Masha left him because of his inaction, his inability to resolve the conflict within him.  She said that she was leaving to pursue a life in the arts because of the contribution to those less fortunate who could benefit from her work; but she had simply come into her own.  She had emerged out of the dark shadow of Poloznev and his indecisiveness, and went off on her own.  The reader does not doubt that she lived a life of pleasure, excitement, and sexual gratification.

Chekhov was eloquent in his depiction of characters constrained by family, ancestry, expectations, and social mores.  The tragedy of Poloznev is that he was unable to negotiate unfamiliar waters, and was too naïve to understand the treacherous social currents in them.  His idealism about social equality and justice blinded him to the reality of natural, inbred, and consequential differences between people and classes. Kleopatra at one point suggests that peasants are poor and immobile because of poverty; but Blagovo insists that this is a facile argument.  There is no reason why a peasant could not decipher the code for success and at least improve his lot by measured degree.
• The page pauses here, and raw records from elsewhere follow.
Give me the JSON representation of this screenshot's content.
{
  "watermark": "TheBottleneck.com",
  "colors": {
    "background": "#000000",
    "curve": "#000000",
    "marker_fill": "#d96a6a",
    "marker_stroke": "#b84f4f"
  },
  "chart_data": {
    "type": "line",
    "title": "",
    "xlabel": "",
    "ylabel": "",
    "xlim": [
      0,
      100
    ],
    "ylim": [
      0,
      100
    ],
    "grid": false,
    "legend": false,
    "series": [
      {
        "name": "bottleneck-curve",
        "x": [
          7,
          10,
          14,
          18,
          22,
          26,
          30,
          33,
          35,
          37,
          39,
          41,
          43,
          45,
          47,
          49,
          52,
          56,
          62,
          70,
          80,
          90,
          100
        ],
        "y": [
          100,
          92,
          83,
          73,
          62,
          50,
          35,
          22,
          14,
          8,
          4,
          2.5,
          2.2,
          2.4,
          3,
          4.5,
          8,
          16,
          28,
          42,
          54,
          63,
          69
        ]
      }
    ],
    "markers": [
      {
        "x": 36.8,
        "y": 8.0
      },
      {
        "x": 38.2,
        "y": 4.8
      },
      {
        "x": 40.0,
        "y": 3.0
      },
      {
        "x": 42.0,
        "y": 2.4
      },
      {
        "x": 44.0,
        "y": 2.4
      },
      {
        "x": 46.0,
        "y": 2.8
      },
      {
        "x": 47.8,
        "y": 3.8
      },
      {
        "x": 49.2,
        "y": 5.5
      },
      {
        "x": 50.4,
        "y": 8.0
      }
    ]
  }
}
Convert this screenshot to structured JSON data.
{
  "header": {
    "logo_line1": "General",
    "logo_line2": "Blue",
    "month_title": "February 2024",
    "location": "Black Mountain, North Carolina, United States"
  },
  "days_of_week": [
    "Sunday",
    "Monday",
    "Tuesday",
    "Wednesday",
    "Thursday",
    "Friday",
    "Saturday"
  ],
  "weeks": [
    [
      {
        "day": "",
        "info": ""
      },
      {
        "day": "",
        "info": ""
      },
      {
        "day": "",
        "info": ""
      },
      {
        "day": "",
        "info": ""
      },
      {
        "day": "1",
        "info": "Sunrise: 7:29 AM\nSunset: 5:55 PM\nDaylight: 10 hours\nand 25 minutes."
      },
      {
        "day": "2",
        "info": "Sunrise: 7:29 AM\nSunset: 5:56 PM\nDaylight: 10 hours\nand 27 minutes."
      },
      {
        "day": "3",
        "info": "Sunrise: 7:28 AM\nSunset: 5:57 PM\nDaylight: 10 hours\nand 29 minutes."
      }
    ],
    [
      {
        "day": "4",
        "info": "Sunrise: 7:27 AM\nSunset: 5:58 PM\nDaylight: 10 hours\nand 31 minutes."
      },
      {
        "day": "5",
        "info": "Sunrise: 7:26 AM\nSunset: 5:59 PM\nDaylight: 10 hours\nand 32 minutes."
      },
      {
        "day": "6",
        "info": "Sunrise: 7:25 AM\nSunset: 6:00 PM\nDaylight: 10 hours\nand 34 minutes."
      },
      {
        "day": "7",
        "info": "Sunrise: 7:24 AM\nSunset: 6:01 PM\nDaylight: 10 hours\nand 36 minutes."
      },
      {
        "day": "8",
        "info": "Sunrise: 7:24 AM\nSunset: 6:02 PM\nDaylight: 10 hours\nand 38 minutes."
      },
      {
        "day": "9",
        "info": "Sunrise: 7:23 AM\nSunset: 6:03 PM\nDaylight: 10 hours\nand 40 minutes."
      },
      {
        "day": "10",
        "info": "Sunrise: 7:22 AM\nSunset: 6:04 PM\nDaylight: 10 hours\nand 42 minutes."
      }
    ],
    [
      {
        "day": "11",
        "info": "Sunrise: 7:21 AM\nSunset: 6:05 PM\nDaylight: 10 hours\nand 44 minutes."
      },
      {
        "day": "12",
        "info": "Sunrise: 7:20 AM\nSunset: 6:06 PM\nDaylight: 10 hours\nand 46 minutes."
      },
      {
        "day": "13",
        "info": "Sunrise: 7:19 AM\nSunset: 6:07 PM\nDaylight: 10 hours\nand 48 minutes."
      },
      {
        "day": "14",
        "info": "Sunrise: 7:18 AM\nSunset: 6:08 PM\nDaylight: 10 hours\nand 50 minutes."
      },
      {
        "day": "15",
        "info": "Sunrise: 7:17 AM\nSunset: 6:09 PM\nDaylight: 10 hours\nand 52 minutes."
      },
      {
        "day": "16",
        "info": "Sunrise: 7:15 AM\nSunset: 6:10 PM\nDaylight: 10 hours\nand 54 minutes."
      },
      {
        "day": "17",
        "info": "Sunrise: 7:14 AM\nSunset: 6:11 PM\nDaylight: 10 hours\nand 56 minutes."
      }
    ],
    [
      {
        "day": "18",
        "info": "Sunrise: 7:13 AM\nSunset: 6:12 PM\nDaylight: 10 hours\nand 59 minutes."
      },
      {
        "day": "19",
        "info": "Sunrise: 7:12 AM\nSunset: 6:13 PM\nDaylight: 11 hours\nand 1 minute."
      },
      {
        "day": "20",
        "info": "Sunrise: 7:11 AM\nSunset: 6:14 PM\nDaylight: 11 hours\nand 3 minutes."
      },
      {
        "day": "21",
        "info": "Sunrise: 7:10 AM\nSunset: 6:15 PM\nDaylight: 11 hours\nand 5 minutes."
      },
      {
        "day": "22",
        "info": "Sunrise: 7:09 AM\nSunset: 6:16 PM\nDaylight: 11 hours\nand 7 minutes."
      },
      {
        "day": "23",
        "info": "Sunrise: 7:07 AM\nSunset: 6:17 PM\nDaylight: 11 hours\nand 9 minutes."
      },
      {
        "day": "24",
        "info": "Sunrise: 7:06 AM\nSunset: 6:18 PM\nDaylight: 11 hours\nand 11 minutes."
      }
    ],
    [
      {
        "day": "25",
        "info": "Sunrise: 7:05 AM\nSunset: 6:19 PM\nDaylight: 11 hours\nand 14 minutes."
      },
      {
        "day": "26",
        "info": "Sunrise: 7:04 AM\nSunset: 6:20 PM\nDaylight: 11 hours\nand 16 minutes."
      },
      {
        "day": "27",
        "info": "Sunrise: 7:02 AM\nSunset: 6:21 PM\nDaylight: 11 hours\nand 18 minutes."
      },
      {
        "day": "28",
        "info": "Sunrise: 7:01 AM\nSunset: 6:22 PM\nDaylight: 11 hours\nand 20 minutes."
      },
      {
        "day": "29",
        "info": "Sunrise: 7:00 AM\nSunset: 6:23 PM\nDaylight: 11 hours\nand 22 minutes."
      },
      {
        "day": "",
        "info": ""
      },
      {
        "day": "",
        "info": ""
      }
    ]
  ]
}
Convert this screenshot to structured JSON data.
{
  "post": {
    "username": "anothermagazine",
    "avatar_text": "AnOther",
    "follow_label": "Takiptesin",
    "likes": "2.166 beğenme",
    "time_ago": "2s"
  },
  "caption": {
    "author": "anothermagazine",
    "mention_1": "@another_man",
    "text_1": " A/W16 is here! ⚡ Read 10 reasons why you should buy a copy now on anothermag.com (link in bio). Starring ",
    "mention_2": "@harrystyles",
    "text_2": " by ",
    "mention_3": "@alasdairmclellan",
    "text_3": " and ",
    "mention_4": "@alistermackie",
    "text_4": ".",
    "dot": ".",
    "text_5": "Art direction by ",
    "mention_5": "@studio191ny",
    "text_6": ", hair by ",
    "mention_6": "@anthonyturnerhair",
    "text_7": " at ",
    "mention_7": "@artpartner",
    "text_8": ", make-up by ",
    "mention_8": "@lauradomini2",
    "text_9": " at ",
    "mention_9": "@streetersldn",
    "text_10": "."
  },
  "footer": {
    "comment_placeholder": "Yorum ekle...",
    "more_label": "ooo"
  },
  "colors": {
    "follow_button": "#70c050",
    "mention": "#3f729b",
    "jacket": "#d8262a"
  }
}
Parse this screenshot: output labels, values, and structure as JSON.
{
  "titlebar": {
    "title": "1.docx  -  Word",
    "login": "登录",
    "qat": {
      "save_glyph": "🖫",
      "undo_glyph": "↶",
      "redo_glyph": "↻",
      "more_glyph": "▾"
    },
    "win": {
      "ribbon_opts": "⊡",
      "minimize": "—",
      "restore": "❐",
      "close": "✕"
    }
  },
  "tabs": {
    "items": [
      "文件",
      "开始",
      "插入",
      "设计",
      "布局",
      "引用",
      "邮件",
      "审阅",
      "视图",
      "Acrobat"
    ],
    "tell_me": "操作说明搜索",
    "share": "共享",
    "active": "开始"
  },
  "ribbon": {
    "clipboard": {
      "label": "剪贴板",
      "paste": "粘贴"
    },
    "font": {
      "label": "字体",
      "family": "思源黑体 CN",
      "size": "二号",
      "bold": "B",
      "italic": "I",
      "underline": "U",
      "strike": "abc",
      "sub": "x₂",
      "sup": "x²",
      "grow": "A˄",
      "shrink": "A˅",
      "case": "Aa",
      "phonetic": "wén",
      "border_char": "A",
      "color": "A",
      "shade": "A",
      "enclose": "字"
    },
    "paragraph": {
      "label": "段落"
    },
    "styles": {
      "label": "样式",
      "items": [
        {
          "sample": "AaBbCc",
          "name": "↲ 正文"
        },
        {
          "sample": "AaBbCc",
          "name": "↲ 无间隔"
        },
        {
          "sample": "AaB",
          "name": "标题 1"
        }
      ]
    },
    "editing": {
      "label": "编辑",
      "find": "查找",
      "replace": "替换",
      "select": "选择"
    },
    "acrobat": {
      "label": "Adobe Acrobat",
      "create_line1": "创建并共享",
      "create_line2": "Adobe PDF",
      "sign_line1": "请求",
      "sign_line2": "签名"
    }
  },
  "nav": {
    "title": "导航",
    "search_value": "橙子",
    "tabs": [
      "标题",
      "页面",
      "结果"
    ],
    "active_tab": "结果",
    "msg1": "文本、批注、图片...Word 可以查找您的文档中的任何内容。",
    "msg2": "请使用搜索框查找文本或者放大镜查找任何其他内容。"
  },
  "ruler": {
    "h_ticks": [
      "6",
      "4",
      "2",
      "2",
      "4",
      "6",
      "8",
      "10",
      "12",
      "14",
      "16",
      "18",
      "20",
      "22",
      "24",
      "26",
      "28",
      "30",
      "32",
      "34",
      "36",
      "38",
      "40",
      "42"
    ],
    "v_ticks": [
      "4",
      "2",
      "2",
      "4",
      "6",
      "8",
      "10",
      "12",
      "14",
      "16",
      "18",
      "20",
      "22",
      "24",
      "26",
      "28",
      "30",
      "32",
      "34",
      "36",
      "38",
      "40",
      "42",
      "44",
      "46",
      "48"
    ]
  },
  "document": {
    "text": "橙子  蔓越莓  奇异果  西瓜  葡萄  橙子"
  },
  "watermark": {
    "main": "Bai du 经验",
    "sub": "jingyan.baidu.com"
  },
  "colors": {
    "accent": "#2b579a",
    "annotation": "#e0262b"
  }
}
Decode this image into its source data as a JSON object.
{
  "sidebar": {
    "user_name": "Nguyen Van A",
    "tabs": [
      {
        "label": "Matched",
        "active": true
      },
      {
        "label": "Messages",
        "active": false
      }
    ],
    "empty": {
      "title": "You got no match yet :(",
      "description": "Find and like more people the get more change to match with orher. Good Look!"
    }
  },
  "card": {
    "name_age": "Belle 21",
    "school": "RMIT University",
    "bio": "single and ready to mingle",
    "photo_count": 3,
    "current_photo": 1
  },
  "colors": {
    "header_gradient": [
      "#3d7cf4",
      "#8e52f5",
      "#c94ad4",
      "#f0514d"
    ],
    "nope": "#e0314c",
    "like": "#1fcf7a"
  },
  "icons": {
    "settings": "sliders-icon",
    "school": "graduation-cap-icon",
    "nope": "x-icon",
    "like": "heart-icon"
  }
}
Poloznev did not have to ‘become’ a peasant to promote the peasant cause.  He could have accepted his background, intelligence, and intellect and used them in the service of the working class; but his deep hatred and resentment of his father pushed him to illogical extremes.  He became a peasant to spite his father.  Poloznev’s tragedy is his inability to understand the shackles which bound him as he became an adult.  If he had realized how limited he – or any individual – was, he might have been able to marshal and direct his resources towards the ends he envisaged as an adolescent.

Chekhov’s tragedy of inaction is as powerful as other playwrights’ melodramas of willful action.  As much as one admires Ibsen’s Hedda Gabler, Nora, Rebekka West, or Hilde Wangel for their absolute will and determination, it is for Poloznev for whom we feel sympathy and empathy.

Chekhov’s characters are ours.  We all are born with ideals, energy, and boundless enthusiasm.  Nothing can stop us on our way.  Little by little, however, we realize that we are pulling someone else’s traces, hauling someone else’s baggage that has been loaded on the sledge – our parents’, the bishop’s, ‘society’.  We are deceived by the promise of youth, and learn too late the insufficiency of innocence.

Masha sees that few people understand, decide, and act; and too many join mediocre, ineffectual movements as compromises to their values.  The choice is clear – either to join the struggle with all the force, will, and determination that can be mustered; or to resign oneself to the only true validation of human life – individual will.  Poloznev, like most of Chekhov’s characters are caught between the two.